Previous Posts: January
Anyone that has ever attempted to tackle a novel length writing project will tell you that most of the the time you spend on it is not actually spent writing.
That's where I've been for the past five months.
It's not like I have given up on writing this story, because I definitely have not, but I spend more of my time brainstorming and deciding on where to go next that actually putting it down into words.
I've learned long ago that I cannot make myself write every day. If I do, most if not all of what comes out (if something comes out at all) ends up deleted. So, for me to actually sit down and write, I have to have a clear-ish image of what comes next, or at least a starting point, and then I can work with that.
Like I said in my last writing post, I have been plagued with insecurity and doubt the furthest I get into the story, and the closest I get to the end. There is a gap that needs filled between where I am now and what I have outlined for the final arc of the novel, but for the life of me I can't figure out how to fill it. The more I try to think of it the worse it gets, and after several anxiety filled weeks I decided to let it rest for a while, and that's when the next step came to me, at a very unexpected time, as I was sat in a dark cinema watching a movie that had no connection or comparison whatsoever with what my story is about or the scene that came to me.
My brain is a very, very weird place.
So, I sat down to write that scene, and in a couple of hours I had thousands of words written down that I really liked, and an entire chapter finished.
And now I'm back where I started, wondering where to go next.

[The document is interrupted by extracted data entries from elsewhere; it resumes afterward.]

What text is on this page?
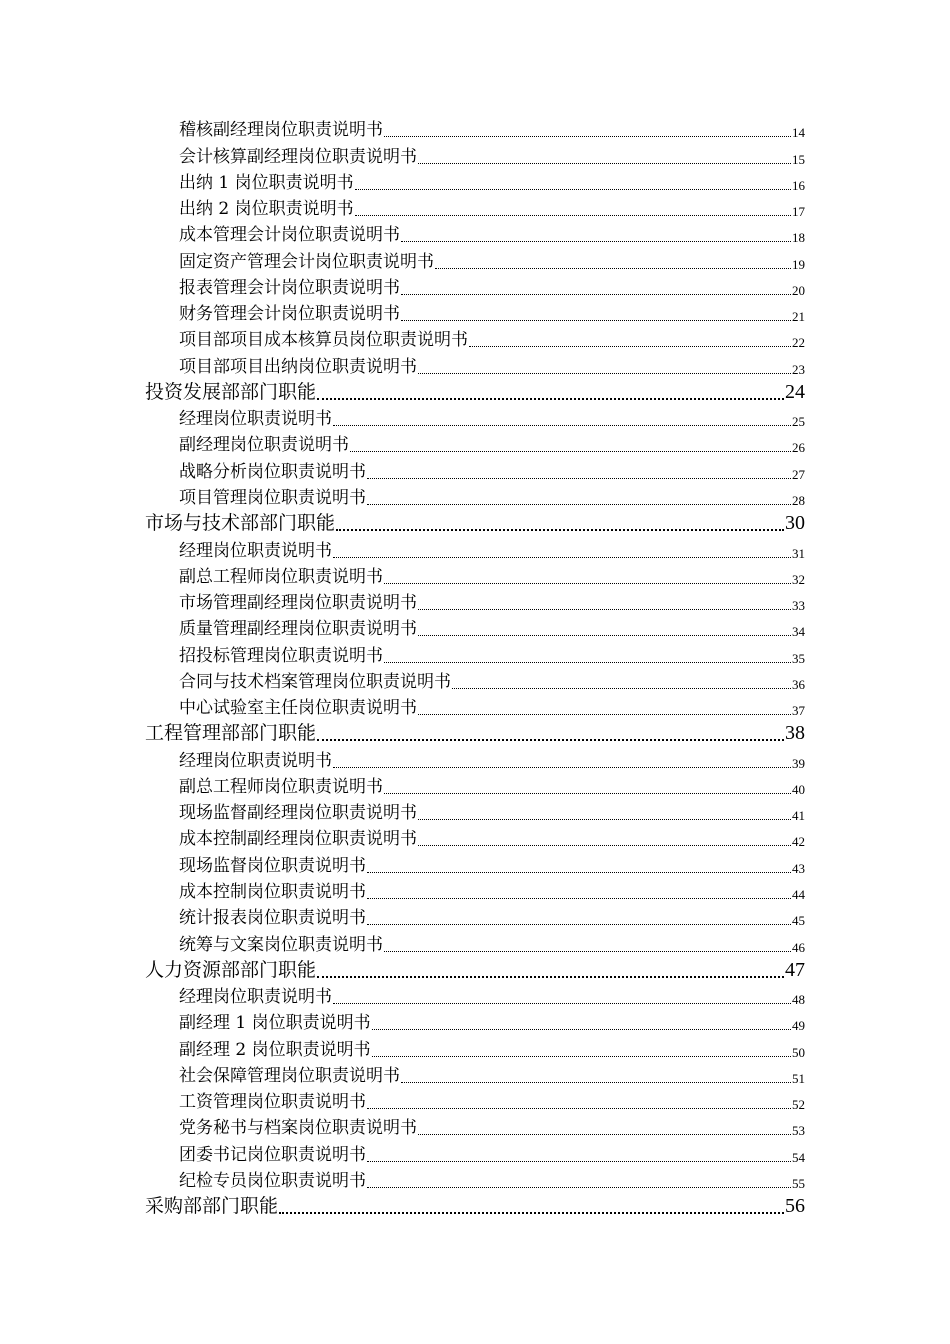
稽核副经理岗位职责说明书	14
会计核算副经理岗位职责说明书	15
出纳 1 岗位职责说明书	16
出纳 2 岗位职责说明书	17
成本管理会计岗位职责说明书	18
固定资产管理会计岗位职责说明书	19
报表管理会计岗位职责说明书	20
财务管理会计岗位职责说明书	21
项目部项目成本核算员岗位职责说明书	22
项目部项目出纳岗位职责说明书	23
投资发展部部门职能	24
经理岗位职责说明书	25
副经理岗位职责说明书	26
战略分析岗位职责说明书	27
项目管理岗位职责说明书	28
市场与技术部部门职能	30
经理岗位职责说明书	31
副总工程师岗位职责说明书	32
市场管理副经理岗位职责说明书	33
质量管理副经理岗位职责说明书	34
招投标管理岗位职责说明书	35
合同与技术档案管理岗位职责说明书	36
中心试验室主任岗位职责说明书	37
工程管理部部门职能	38
经理岗位职责说明书	39
副总工程师岗位职责说明书	40
现场监督副经理岗位职责说明书	41
成本控制副经理岗位职责说明书	42
现场监督岗位职责说明书	43
成本控制岗位职责说明书	44
统计报表岗位职责说明书	45
统筹与文案岗位职责说明书	46
人力资源部部门职能	47
经理岗位职责说明书	48
副经理 1 岗位职责说明书	49
副经理 2 岗位职责说明书	50
社会保障管理岗位职责说明书	51
工资管理岗位职责说明书	52
党务秘书与档案岗位职责说明书	53
团委书记岗位职责说明书	54
纪检专员岗位职责说明书	55
采购部部门职能	56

This is definitely becoming a slower process than I thought it would be back in January when I planned how this writing year would be, but creativity can't be forced, as much as we would like it to come out on demand. I just have to wait for the next chapter to come to me, and the next, and the next, until I can write 'The End'. Regardless of how long that may take.
At this point I'm at just over 78k words, which means I have written 2942 words since my last update, and reached the end of chapter nineteen. I was hoping to be able to finish this first draft before I went back to university, so, fingers crossed, yes?
Inspirational quote of the month:
'If you get stuck, get away from your desk. Take a walk, take a bath, go to sleep,
make a pie, draw, listen to music, meditate, exercise;
whatever you do, don't just stick there scowling at the problem.
But don't make telephone calls or go to a party; if you do,
other people's words will pour in where your lost words should be.